Programming Project 1: C Comment Analyzer

Objectives

Introduction

A large part of software development is maintenance – revising existing code to incorporate new features or to fix defects. Programmers often must maintain code written long ago by someone who is no longer around to help. In such cases, comments are essential for program comprehension. There are tools such as Javadoc and doxygen that process programs commented in a particular format that uses tags to specify what is being documented in each section of the comment (for example, which parts of the comment describe the parameters and which parts describe the return value). These tools generate web pages with documentation for the programs (this is especially useful in documenting APIs that other people will use). Could it be that there is a correlation between the number and type of Javadoc/doxygen-style tags and program comprehension?

You will develop a tool to extract Javadoc/doxygen-style tags from comments in valid C source code as the first part of this testing this hypothesis (we will leave measuring program comprehension to someone else).

Assignment

Write a program called Comments that reads C source code and writes the Javadoc/doxygen-style tags contained in the top-level comments – a comment that is not in a C code block delimited by { and }. Each tag should be followed by a newline character and there must be no other output. Your program should operate in one of two modes: either all tags in top-level comments are output, or only the tags at the beginning of a line in such comments. Which mode your program operates in is determined by a command-line argument: -a for all tags, and -l for leading tags (those at the beginning of a line), with leading tags being the default if neither -a nor -l is given. Input and output are by default read from and written to standard input and standard output. This may be changed with up to one occurrence each of the -i and -o command-line switches. In each case, the argument following the switch is the name of the file to read from or write to (which may not be the same physical file after resolving path names and symbolic links). If the output file already exists, its existing contents are overwritten. If a file cannot be opened or there is any other error reading from or writing to a file then your program must "fail gracefully" – it must not crash or go into an infinite loop (note that terminating with an assert is not considered failing gracefully – asserts should only be used for debugging and end users should never see the results of them failing since the output is not helpful to them).

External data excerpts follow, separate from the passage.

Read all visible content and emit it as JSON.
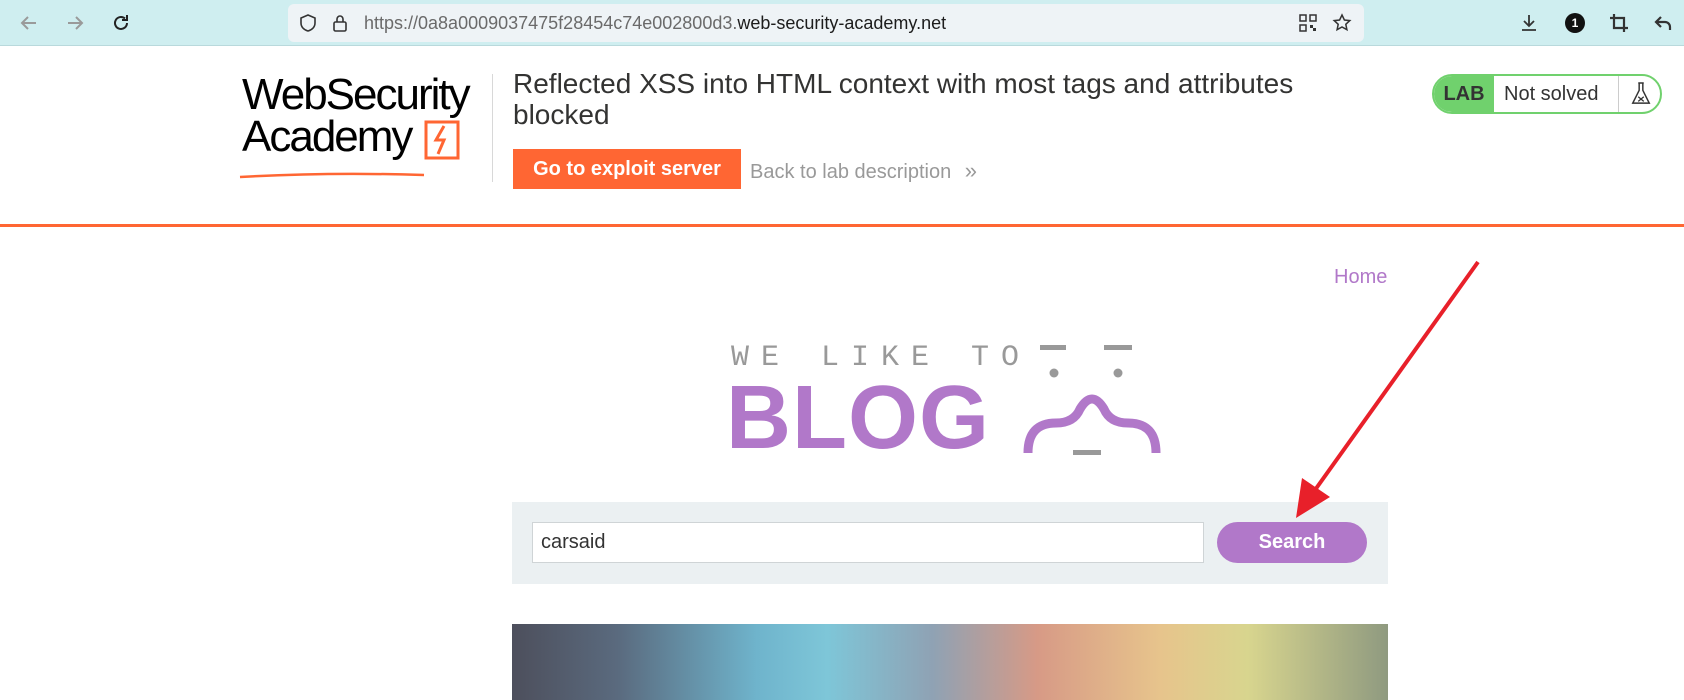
{
  "browser": {
    "url_prefix": "https://0a8a0009037475f28454c74e002800d3.",
    "url_domain": "web-security-academy.net",
    "notification_count": "1"
  },
  "lab": {
    "logo_line1": "WebSecurity",
    "logo_line2": "Academy",
    "title": "Reflected XSS into HTML context with most tags and attributes blocked",
    "exploit_button": "Go to exploit server",
    "back_link": "Back to lab description",
    "back_link_icon": "»",
    "status_badge": "LAB",
    "status_text": "Not solved",
    "accent_color": "#ff6633",
    "status_color": "#70d16d"
  },
  "blog": {
    "home_link": "Home",
    "tagline": "WE LIKE TO",
    "wordmark": "BLOG",
    "search_value": "carsaid",
    "search_button": "Search",
    "brand_color": "#b178c9"
  }
}
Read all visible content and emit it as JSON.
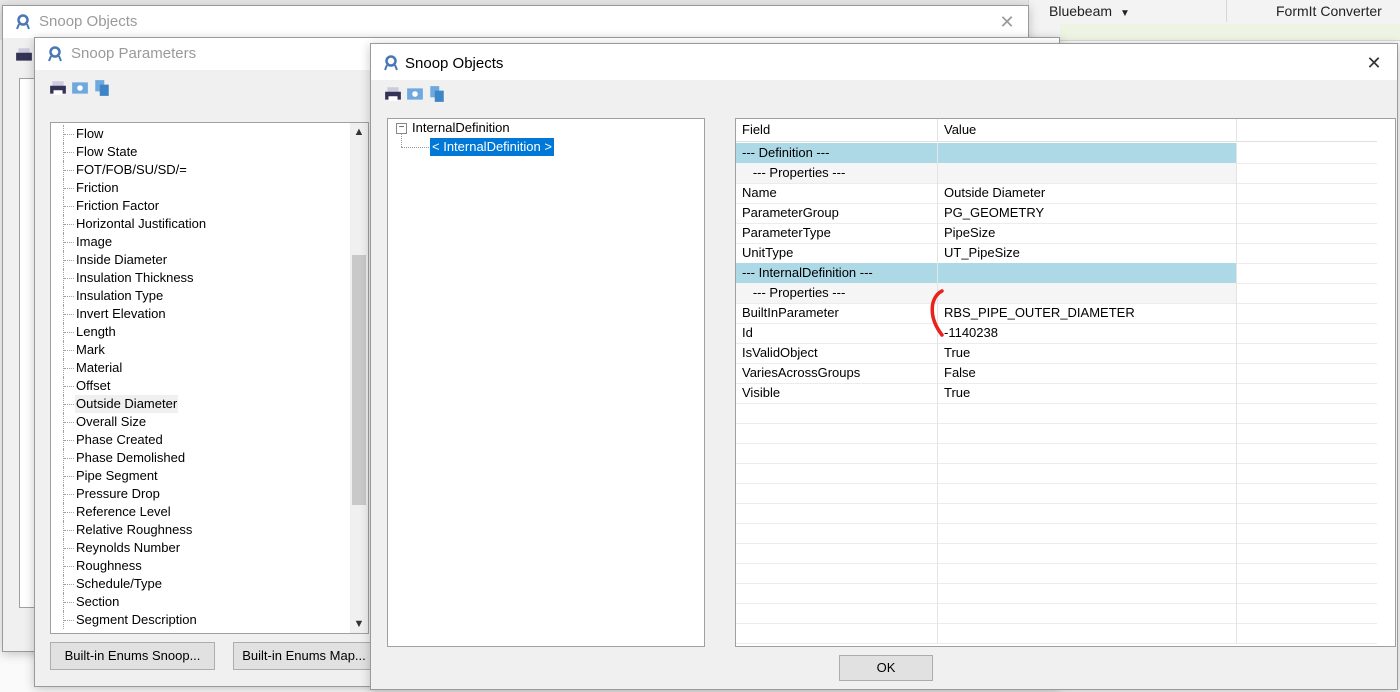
{
  "background": {
    "ribbon_tabs": [
      "Bluebeam",
      "FormIt Converter"
    ]
  },
  "back_window": {
    "title": "Snoop Objects",
    "close": "✕"
  },
  "params_window": {
    "title": "Snoop Parameters",
    "items": [
      "Flow",
      "Flow State",
      "FOT/FOB/SU/SD/=",
      "Friction",
      "Friction Factor",
      "Horizontal Justification",
      "Image",
      "Inside Diameter",
      "Insulation Thickness",
      "Insulation Type",
      "Invert Elevation",
      "Length",
      "Mark",
      "Material",
      "Offset",
      "Outside Diameter",
      "Overall Size",
      "Phase Created",
      "Phase Demolished",
      "Pipe Segment",
      "Pressure Drop",
      "Reference Level",
      "Relative Roughness",
      "Reynolds Number",
      "Roughness",
      "Schedule/Type",
      "Section",
      "Segment Description"
    ],
    "selected_index": 15,
    "buttons": {
      "enums_snoop": "Built-in Enums Snoop...",
      "enums_map": "Built-in Enums Map..."
    }
  },
  "main_window": {
    "title": "Snoop Objects",
    "close": "✕",
    "tree": {
      "root": "InternalDefinition",
      "child": "< InternalDefinition >",
      "expander": "−"
    },
    "grid": {
      "headers": [
        "Field",
        "Value"
      ],
      "rows": [
        {
          "type": "section",
          "field": "--- Definition ---",
          "value": ""
        },
        {
          "type": "subsection",
          "field": "   --- Properties ---",
          "value": ""
        },
        {
          "type": "row",
          "field": "Name",
          "value": "Outside Diameter"
        },
        {
          "type": "row",
          "field": "ParameterGroup",
          "value": "PG_GEOMETRY"
        },
        {
          "type": "row",
          "field": "ParameterType",
          "value": "PipeSize"
        },
        {
          "type": "row",
          "field": "UnitType",
          "value": "UT_PipeSize"
        },
        {
          "type": "section",
          "field": "--- InternalDefinition ---",
          "value": ""
        },
        {
          "type": "subsection",
          "field": "   --- Properties ---",
          "value": ""
        },
        {
          "type": "row",
          "field": "BuiltInParameter",
          "value": "RBS_PIPE_OUTER_DIAMETER"
        },
        {
          "type": "row",
          "field": "Id",
          "value": "-1140238"
        },
        {
          "type": "row",
          "field": "IsValidObject",
          "value": "True"
        },
        {
          "type": "row",
          "field": "VariesAcrossGroups",
          "value": "False"
        },
        {
          "type": "row",
          "field": "Visible",
          "value": "True"
        }
      ],
      "empty_rows": 12
    },
    "ok_label": "OK",
    "annotation_color": "#e8231e"
  },
  "colors": {
    "selection_blue": "#0078d7",
    "section_blue": "#add8e6"
  }
}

How to determine what is a tag

A tag is a sequence of characters that starts with an at symbol (@) that is preceded by the beginning of the comment, whitespace (as determined by the isspace function), or an asterisk that is part of the beginning of a comment or line (see below); the tag continues to (but not including) the next whitespace character or the end of the comment. For example,
    // *** *** @this_tag_is_considered_to_be_at_the_beginning_of_a_line
    //@this_is_a_tag
    //@this_is_a_single@tag
  

How to determine which tags are at the beginning of a line

A tag is considered to be at the beginning of a line if it is the first thing on the line after any sequence of whitespace characters and asterisks (*). The beginning of a comment is considered to be the beginning of a line regardless of whether the comment itself is at the beginning of a line. For example,
    int x; /* @this_tag_is_considered_to_be_at_the_beginning_of_a_line. */
  

How to process command-line arguments

Normally, a command-line argument that starts with a hyphen (-) is interpreted as a switch. But a command-line argument after an -i or -o that is interpreted as a switch should be interpreted as a filename and never as a switch (and the precedence is left to right). (Hint: what edge cases does this disambiguate?)

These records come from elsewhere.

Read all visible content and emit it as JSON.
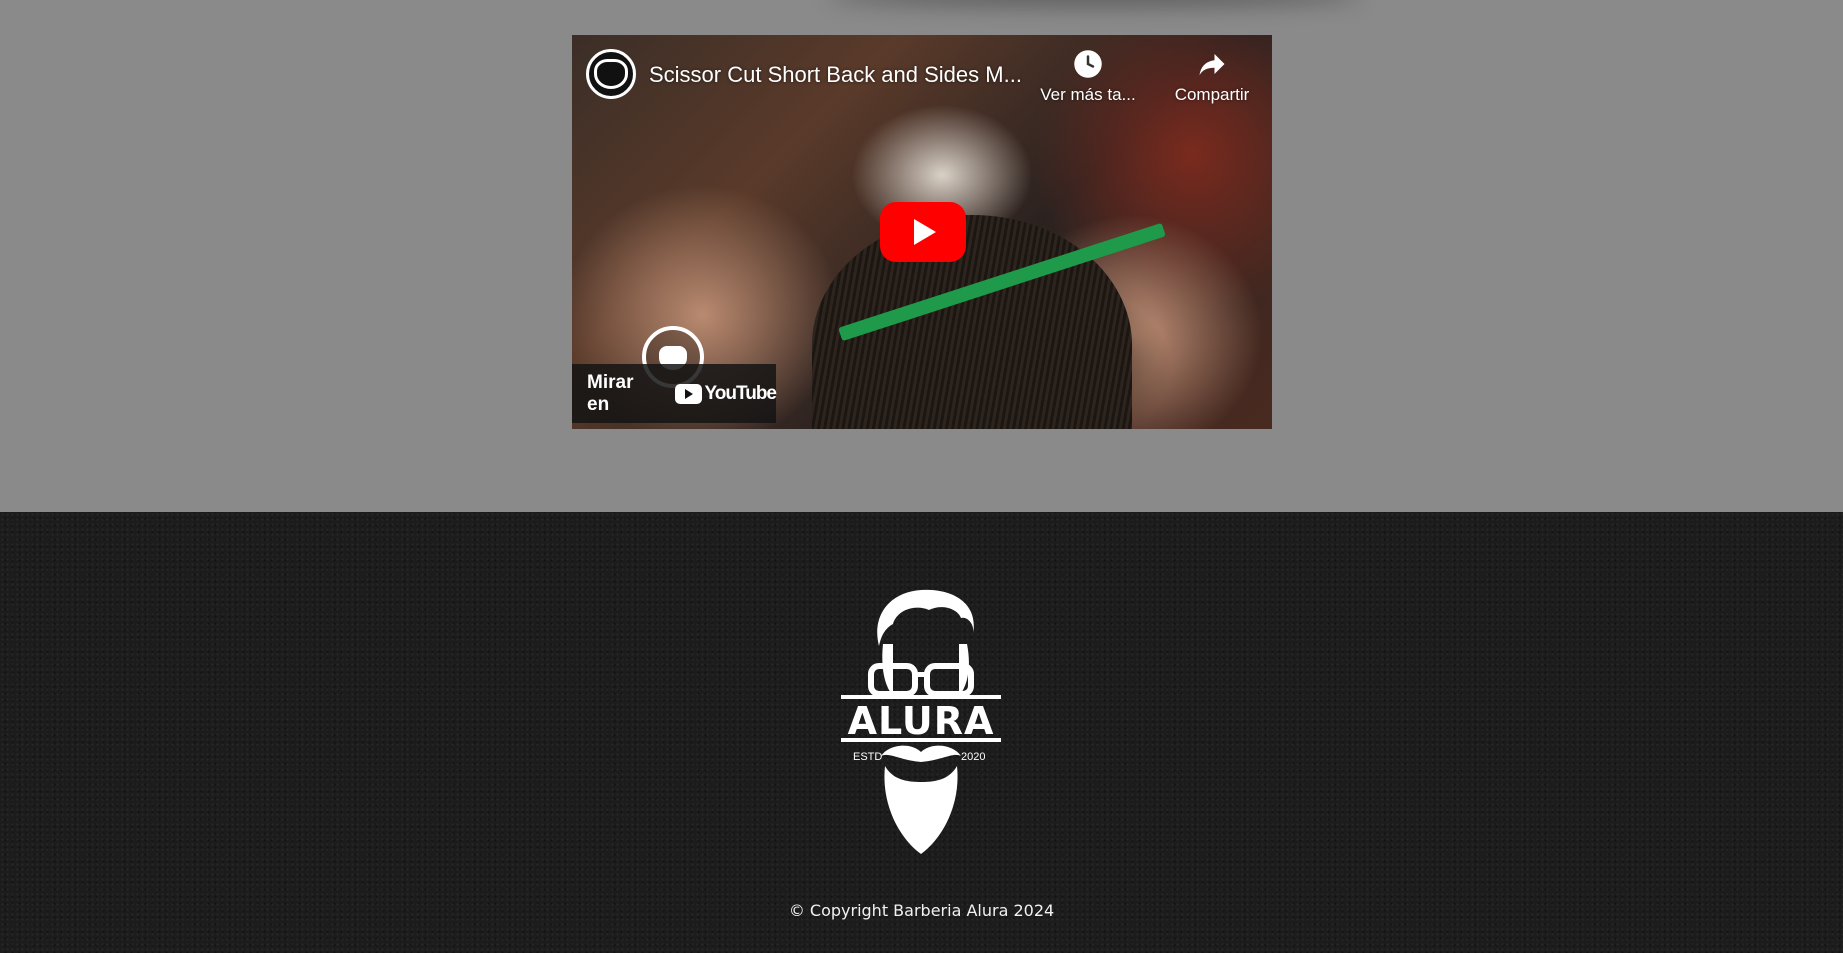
{
  "video": {
    "title": "Scissor Cut Short Back and Sides M...",
    "watch_later_label": "Ver más ta...",
    "share_label": "Compartir",
    "watch_on_label": "Mirar en",
    "youtube_label": "YouTube",
    "play_color": "#ff0000"
  },
  "footer": {
    "logo": {
      "brand": "ALURA",
      "estd": "ESTD",
      "year": "2020"
    },
    "copyright": "© Copyright Barberia Alura 2024",
    "background_color": "#1c1c1c"
  },
  "page": {
    "background_color": "#8a8a8a"
  }
}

Other things to be aware of

What to do when the input is not as specified

If the input is not as specified in any way then the only requirement is that your program fails gracefully. Only that and not the output will be checked. (Ideally, your programs would provide a useful error message so that users would know how to fix what went wrong, but for this course we will simply fail gracefully in such situations unless certain error messages are specifically required.)

Other Requirements

Your program must use only a constant amount of space (in other words, the amount of memory used must not vary with the amount of input read). So, for example, you may not use variable-length arrays or call malloc.

Example

If the input file input_0.txt contains
/* @Comment This is a single-line C comment */
#include <stdio.h>
/******
 * This is a nicely formatted
 * multi-line comment.
 * @author Jim Glenn
 * @version 0.1
 ******/

int main(int argc, char **argv)
{
  // @misplaced This is a C++ comment.
}

// This is a function with a C++-style comment
// @param x an integer @see limits.h
int add_one(int x)
{
  return x + 1;
}
Then the execution of the program would be as follows.
$ ./Comments < input_0.txt
@Comment
@author
@version
@param

Submissions

Submit your comments.c file through the submission system as assignment 91. If you use a different filename, use multiple files, or have other build requirements beyond what the makefile in /c/cs223/hw91/Optional/makefile does, then submit your makefile too using the name makefile (note the lower case m). Also include a log file.